CALCULATION OF THE FH2(OH-)-CENTER ABSORPTION-BANDS IN CSCL

The F(H2)(OH-)-center electron-energy levels in CsCl are calculated with use of a pseudopotential formalism in which the model Potential incorporates the point-ion potential, ion-size effects, and the interaction with both the OH- permanent and displacement dipole moments. Electronic polarization and a radial A1g, distortion of the nearest-neighbor cations are treated as perturbations. The F(H2)(OH-)-center model is an F center between two NNN OH- ions along <001> with the permanent dipoles pointing toward the vacancy, and the configuration has D4h point-group symmetry. The OH-displacement from the lattice site along <001> is taken as a model parameter, and it is adjusted to obtain agreement with the absorption bands.
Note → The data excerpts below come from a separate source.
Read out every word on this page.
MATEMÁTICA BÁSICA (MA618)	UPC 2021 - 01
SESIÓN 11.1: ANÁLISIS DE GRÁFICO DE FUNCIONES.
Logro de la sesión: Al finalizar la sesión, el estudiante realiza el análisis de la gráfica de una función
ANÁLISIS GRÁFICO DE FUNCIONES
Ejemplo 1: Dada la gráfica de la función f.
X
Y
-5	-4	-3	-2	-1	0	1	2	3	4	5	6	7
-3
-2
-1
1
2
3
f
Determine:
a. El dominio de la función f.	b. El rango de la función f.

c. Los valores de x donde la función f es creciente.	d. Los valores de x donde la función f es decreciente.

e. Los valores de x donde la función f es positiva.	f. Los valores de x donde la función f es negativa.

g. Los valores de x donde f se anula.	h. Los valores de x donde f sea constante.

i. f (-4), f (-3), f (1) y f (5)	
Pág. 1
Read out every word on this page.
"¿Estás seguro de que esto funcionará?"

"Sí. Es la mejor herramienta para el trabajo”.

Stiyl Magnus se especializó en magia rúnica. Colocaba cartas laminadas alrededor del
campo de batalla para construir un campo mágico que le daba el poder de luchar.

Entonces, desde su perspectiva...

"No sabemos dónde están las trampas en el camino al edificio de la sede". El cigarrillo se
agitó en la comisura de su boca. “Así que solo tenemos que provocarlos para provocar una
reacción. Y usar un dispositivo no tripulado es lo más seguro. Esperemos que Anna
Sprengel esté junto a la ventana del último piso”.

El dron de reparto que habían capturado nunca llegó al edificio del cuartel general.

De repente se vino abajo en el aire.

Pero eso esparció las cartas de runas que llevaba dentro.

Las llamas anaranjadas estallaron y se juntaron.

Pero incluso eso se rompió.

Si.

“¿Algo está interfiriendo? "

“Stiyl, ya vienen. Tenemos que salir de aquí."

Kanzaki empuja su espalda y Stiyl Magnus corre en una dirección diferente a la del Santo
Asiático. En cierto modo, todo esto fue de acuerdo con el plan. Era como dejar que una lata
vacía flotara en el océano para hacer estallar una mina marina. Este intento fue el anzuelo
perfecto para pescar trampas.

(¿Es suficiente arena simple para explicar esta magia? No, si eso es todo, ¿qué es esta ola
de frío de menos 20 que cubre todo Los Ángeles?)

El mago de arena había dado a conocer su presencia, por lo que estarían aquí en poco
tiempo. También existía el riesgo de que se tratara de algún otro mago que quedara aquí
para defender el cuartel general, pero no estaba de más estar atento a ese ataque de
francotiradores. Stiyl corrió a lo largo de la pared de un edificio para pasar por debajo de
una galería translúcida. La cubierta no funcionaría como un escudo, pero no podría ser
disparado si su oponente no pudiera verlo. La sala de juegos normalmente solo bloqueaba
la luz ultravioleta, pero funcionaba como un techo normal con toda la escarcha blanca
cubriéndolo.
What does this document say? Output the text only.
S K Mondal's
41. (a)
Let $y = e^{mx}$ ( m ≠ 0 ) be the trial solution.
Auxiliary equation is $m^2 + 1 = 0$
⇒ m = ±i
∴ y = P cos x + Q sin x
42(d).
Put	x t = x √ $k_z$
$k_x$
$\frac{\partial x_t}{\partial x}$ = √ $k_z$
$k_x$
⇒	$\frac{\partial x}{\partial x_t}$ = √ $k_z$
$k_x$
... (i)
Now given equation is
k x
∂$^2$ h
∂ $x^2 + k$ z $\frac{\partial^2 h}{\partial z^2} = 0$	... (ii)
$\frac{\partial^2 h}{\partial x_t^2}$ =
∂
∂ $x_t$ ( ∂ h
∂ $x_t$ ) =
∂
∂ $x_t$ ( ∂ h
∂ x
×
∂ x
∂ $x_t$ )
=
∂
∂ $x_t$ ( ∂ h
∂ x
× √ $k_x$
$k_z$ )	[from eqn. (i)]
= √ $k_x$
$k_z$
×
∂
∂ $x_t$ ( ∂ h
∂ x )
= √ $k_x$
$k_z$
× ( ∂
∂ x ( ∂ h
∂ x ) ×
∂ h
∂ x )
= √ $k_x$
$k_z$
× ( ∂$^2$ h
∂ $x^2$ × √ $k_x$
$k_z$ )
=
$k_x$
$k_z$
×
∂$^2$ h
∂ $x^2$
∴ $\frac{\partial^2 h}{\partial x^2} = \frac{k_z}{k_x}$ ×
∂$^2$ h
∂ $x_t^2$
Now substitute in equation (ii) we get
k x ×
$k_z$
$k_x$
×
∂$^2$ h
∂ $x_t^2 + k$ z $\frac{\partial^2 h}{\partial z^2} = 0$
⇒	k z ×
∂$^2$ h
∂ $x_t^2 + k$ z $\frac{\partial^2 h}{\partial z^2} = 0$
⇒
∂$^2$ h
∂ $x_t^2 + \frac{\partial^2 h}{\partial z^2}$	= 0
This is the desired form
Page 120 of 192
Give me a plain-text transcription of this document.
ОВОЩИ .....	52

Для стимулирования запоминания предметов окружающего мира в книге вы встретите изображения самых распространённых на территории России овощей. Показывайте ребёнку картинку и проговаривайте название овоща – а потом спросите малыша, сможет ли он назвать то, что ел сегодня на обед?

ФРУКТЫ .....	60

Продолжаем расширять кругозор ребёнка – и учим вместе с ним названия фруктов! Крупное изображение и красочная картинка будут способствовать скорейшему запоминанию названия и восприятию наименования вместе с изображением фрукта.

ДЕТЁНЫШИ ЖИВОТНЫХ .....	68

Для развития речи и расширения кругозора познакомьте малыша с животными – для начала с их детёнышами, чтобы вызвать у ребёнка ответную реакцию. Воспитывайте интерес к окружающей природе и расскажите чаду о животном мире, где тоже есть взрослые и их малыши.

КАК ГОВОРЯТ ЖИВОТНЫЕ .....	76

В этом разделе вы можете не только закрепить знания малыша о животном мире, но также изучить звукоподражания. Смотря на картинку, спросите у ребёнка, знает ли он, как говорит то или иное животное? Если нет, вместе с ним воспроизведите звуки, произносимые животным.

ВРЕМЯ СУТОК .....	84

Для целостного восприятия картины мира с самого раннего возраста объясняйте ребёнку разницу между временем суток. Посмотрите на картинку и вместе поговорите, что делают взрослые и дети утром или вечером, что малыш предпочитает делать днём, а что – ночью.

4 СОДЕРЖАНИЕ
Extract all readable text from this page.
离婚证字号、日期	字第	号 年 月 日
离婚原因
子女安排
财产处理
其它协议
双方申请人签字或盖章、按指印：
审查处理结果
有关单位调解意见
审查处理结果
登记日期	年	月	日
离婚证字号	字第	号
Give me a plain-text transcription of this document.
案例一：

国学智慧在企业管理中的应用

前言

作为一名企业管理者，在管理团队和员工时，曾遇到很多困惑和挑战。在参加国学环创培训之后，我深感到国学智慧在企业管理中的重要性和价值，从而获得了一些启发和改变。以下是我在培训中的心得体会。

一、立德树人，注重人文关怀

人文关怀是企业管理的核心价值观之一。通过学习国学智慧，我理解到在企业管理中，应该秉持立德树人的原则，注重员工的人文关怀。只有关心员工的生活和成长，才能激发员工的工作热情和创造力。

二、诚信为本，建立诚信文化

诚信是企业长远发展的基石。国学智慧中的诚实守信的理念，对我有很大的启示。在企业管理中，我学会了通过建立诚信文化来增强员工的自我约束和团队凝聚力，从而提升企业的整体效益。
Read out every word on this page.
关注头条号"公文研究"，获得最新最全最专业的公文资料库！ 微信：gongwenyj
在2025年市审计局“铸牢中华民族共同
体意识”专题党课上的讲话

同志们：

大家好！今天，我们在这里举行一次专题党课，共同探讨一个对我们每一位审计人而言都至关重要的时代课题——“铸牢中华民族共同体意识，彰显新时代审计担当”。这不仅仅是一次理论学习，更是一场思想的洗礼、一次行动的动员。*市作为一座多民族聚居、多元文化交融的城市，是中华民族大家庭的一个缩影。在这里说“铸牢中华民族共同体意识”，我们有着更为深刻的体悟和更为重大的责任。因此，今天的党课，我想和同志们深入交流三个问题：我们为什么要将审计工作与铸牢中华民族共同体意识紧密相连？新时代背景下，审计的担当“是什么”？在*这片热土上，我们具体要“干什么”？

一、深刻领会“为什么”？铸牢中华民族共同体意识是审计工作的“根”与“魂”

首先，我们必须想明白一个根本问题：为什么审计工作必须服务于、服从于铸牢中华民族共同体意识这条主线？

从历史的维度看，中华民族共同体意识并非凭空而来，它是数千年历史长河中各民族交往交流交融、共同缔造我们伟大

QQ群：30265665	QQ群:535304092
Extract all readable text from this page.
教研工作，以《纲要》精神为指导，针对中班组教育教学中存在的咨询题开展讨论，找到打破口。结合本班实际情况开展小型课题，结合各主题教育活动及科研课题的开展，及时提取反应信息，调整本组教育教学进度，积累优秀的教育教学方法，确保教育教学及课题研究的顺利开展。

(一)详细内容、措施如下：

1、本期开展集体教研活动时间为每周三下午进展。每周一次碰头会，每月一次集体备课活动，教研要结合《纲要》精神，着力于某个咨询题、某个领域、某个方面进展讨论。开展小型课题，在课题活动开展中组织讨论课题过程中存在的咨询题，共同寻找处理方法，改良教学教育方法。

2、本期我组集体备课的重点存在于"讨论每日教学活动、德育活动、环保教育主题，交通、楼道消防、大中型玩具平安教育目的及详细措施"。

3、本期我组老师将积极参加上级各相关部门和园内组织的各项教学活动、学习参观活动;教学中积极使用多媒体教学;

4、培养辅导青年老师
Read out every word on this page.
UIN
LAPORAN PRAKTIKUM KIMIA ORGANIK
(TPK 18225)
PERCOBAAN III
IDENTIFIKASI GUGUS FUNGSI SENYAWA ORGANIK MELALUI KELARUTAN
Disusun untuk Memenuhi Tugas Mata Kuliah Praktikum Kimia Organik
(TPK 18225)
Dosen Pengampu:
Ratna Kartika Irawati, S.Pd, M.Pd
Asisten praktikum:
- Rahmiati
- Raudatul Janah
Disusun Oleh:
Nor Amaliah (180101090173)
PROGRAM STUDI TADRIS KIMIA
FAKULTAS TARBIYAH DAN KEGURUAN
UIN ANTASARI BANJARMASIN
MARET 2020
The model yields an average F(H2)(2)-band peak at 2.25 eV, compared with the observed value of 2.33 eV, and an F(H2)(1)-band peak at 1.38 eV, compared with the observed value of 1.31 eV. The optimum OH- displacement is 0.43 angstrom toward the vacancy accompanied by an 8% outward A1g, radial displacement of the NN Cs+ ions. The calculated A1g, localized-mode frequency is 2.42 X 10(12) Hz. The calculated ratio of the band oscillator strengths is 4.2, which is in good agreement with the experimental value of 3.2.